QA Calibration
QA Calibration is the process of aligning multiple QA reviewers on how to interpret and apply a quality rubric consistently. In calibration sessions, reviewers independently score the same set of conversations and then compare scores to identify and resolve disagreements. The goal is to ensure that a conversation scored by one reviewer gets the same score from another — otherwise IQS data is unreliable and unfair to use for agent coaching or performance management.
Inter-Rater Reliability (IRR) = (Conversations where reviewers agree within ±10% ÷ Total conversations reviewed in calibration session) × 100
A score is "in agreement" if two independent reviewers give scores within 10 percentage points of each other on the same conversation.

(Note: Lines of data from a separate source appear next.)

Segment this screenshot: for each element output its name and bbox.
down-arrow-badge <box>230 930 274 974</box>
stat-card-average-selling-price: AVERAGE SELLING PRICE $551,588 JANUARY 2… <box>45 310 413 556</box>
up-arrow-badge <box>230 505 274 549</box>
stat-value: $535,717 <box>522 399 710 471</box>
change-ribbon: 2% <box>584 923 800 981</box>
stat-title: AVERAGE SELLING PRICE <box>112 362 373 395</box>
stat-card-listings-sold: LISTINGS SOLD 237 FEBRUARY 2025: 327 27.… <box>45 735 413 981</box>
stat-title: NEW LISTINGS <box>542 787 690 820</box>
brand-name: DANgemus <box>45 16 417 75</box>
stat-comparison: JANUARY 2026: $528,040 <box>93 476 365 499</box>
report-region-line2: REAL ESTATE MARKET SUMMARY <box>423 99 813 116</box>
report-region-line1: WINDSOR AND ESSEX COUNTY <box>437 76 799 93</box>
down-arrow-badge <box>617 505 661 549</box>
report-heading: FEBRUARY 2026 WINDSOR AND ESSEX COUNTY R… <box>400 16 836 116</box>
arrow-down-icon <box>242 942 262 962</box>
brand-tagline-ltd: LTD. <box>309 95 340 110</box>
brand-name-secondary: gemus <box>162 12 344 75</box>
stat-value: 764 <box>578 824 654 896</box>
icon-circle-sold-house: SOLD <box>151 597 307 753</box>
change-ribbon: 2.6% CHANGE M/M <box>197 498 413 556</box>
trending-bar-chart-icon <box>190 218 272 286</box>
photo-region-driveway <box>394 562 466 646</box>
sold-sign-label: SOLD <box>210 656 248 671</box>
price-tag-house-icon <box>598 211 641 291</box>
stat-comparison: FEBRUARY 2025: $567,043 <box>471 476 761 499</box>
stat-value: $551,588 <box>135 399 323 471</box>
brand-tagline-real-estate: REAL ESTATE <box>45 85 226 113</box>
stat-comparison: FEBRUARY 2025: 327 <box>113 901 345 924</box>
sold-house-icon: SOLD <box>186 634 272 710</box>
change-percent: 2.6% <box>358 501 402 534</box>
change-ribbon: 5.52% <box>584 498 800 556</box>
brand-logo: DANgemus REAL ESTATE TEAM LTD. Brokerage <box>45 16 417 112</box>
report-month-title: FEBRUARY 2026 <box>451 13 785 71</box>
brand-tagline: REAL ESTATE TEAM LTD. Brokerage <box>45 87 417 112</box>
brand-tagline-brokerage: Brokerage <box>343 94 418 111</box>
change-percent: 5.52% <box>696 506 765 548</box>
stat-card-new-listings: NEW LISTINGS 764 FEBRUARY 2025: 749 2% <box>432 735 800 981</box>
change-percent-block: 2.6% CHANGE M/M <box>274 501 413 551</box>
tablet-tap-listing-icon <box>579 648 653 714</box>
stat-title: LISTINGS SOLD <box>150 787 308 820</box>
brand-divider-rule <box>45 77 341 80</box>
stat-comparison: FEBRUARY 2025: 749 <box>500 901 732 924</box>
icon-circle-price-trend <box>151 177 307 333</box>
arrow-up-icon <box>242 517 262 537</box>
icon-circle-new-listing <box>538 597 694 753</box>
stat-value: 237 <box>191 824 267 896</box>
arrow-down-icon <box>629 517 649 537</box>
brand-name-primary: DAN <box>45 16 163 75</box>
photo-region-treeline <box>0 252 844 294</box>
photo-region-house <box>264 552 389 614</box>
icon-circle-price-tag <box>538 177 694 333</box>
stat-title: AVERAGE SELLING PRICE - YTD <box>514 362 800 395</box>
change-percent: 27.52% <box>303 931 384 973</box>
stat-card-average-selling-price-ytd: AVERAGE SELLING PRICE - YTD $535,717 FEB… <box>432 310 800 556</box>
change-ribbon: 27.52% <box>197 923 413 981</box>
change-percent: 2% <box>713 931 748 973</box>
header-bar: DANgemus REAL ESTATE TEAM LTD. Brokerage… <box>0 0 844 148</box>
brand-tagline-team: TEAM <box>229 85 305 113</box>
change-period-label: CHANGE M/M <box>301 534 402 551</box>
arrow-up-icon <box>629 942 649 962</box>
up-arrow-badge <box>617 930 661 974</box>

IRR above 85% is considered a well-calibrated program. Track IRR per rubric dimension to identify which criteria are consistently interpreted differently.
Support QA calibration sessions
Calculate inter-rater reliability
- 1Running calibration sessions only at program launch — calibration drift happens gradually. Run calibration sessions at least monthly, especially when new reviewers join.
- 2Calibrating only on easy, clear-cut conversations — calibrate on edge cases and disputed scores. Agreement on easy conversations doesn't confirm alignment on the hard ones.
- 3Treating calibration disagreements as reviewer errors — disagreements reveal rubric ambiguity. If two experienced reviewers disagree, the rubric criteria are likely under-defined.
- 4Not tracking calibration scores over time — IRR declining over months signals that standards are drifting and re-alignment is needed.